『トヨタ・テクニカルセンター下山』内部施設を初公開! 実験部門と車両開発部門が一体に 「クルマをつくる人を鍛える」現場
公開 : 2026.05.11 07:25
トヨタは5月7日に開催した『レクサスTZ』の世界初公開イベントに合わせて、『トヨタ・テクニカルセンター下山』を報道陣に公開しました。内部の様々な施設を見せたのは今回が始めてとなります。桃田健史のレポートです。
本社テクニカルセンターと連携する形で誕生
トヨタは5月7日に開催した『レクサスTZ』の世界初公開イベントに合わせて、『トヨタ・テクニカルセンター下山』(以下、TTC-S)を報道陣に公開した。
これまでもTTC-Sの開所式やスポーティモデルのプロトタイプ試乗会が行われることはあったが、内部の様々な施設を報道陣に一挙公開したのは今回が始めてだ。

まずは、設立の背景から見ていこう。
自動車産業界が『100年に一度の変革期』を迎えていると言われて久しい。その上で、トヨタは『もっといいクルマ』を作り、ユーザーに持続的に提供するために愚直に努力しているところだ。

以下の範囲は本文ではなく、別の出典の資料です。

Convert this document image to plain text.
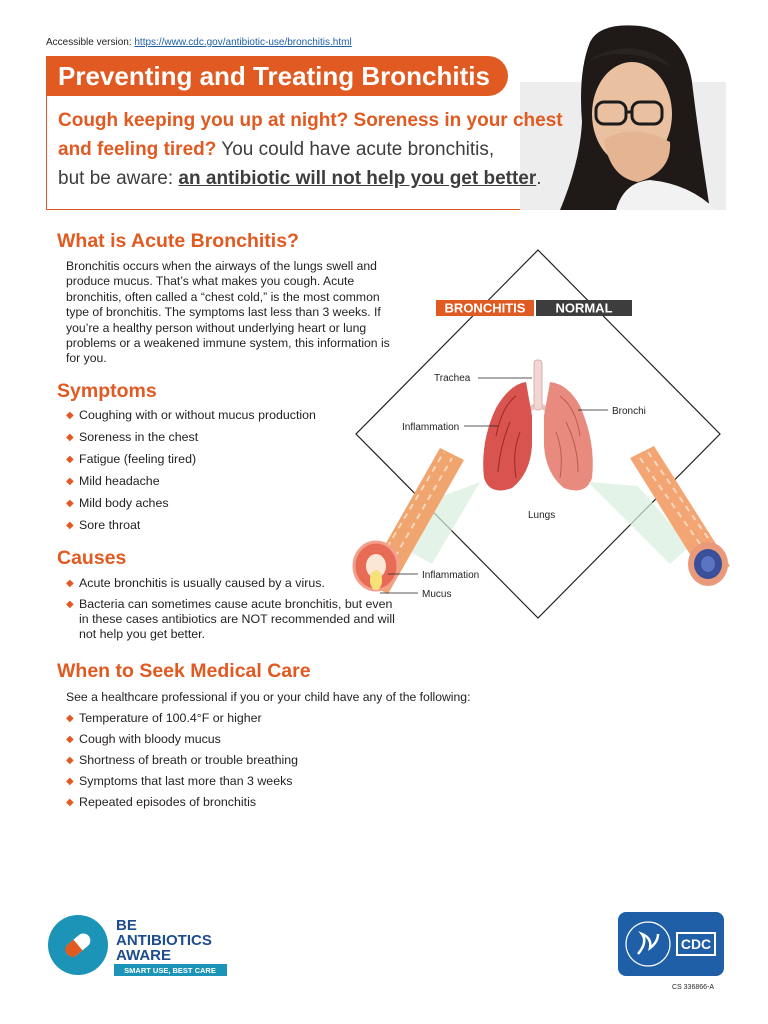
Accessible version: https://www.cdc.gov/antibiotic-use/bronchitis.html
Preventing and Treating Bronchitis
Cough keeping you up at night? Soreness in your chest and feeling tired? You could have acute bronchitis,
but be aware: an antibiotic will not help you get better.
What is Acute Bronchitis?
Bronchitis occurs when the airways of the lungs swell and produce mucus. That’s what makes you cough. Acute bronchitis, often called a “chest cold,” is the most common type of bronchitis. The symptoms last less than 3 weeks. If you’re a healthy person without underlying heart or lung problems or a weakened immune system, this information is for you.
Symptoms
◆ Coughing with or without mucus production
◆ Soreness in the chest
◆ Fatigue (feeling tired)
◆ Mild headache
◆ Mild body aches
◆ Sore throat
Causes
◆ Acute bronchitis is usually caused by a virus.
◆ Bacteria can sometimes cause acute bronchitis, but even in these cases antibiotics are NOT recommended and will not help you get better.
When to Seek Medical Care
See a healthcare professional if you or your child have any of the following:
◆ Temperature of 100.4°F or higher
◆ Cough with bloody mucus
◆ Shortness of breath or trouble breathing
◆ Symptoms that last more than 3 weeks
◆ Repeated episodes of bronchitis
BRONCHITIS NORMAL
Trachea
Bronchi
Inflammation
Lungs
Inflammation
Mucus
BE
ANTIBIOTICS
AWARE
SMART USE, BEST CARE
CDC
CS 336866-A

そのためには、将来のクルマに求められる走行性能、環境性能、そして安全性をより高い水準で実現するための場が必要だと、トヨタは考えている。
トヨタはすでに、日本国内を含めて世界各地に車両の先行技術開発、寒冷地や超高速試験、特殊環境試験など行う施設があるが、国内での研究開発拠点を統括するトヨタ本社テクニカルセンターと連携する形で、TTC-Sが誕生したというわけだ。
TTC-Sは『道がクルマをつくり、クルマをつくる人を鍛える』ための現場だ。
実験部門と車両開発部門が一体となり、商品の企画、デザイン、設計、評価をできるだけ短い期間で回すことを目的としている。
また、実際に走行することで得られるデータや解析情報を迅速に特定しフィードバックする仕組みづくりを、リアルワールドとテジタルの領域を融合させながら進めるのだ。
単なるテストコースではなくデザイン部門も
では、TTC-Sの外観を見てみよう。
敷地は東西に5.3kmで、総面積は約650万平米に及ぶ広大な敷地だ。2018年4月に建設工事を着工したのだが、実は約30年前から構想があったというから驚きだ。

トヨタが示した資料には、大きく3つのエリアが示されている。
まず、中央エリアには全長5.3kmのカントリー路がある。ドイツにあるニュルブルクリンクのノルドシュライフェ(北コース)を参考とした、日本では他に類のない標高差があるテクニカルなレイアウトとした。
全長で見るとノルドシュライフェの約4分の1だが、主に直線路などを除いた特徴的なコーナーを再現しており、『ニュルで鍛えた』のと同等の走行環境にある。こちらは2019年4月に運用を開始した。
次に東エリアは高速評価路や特性評価路となり、西エリアでは車両開発棟などが2024年3月から運用されている。
今回は、その西エリアの車両開発棟に隣接する来客棟を起点にTTC-Sの各所を巡った。
『下山』(TTC-S)というと、前述のカントリー路の存在が自動車メディアを中心に紹介されることが多いが、実際には単なる『走る場』でなく、『走ることを活かすための』車両開発部署の存在がとても大きいことが分かった。
さらに、デザイン部門の一部が車両開発棟にあるなど、総合的な車両研究開発の場であることにも驚いた。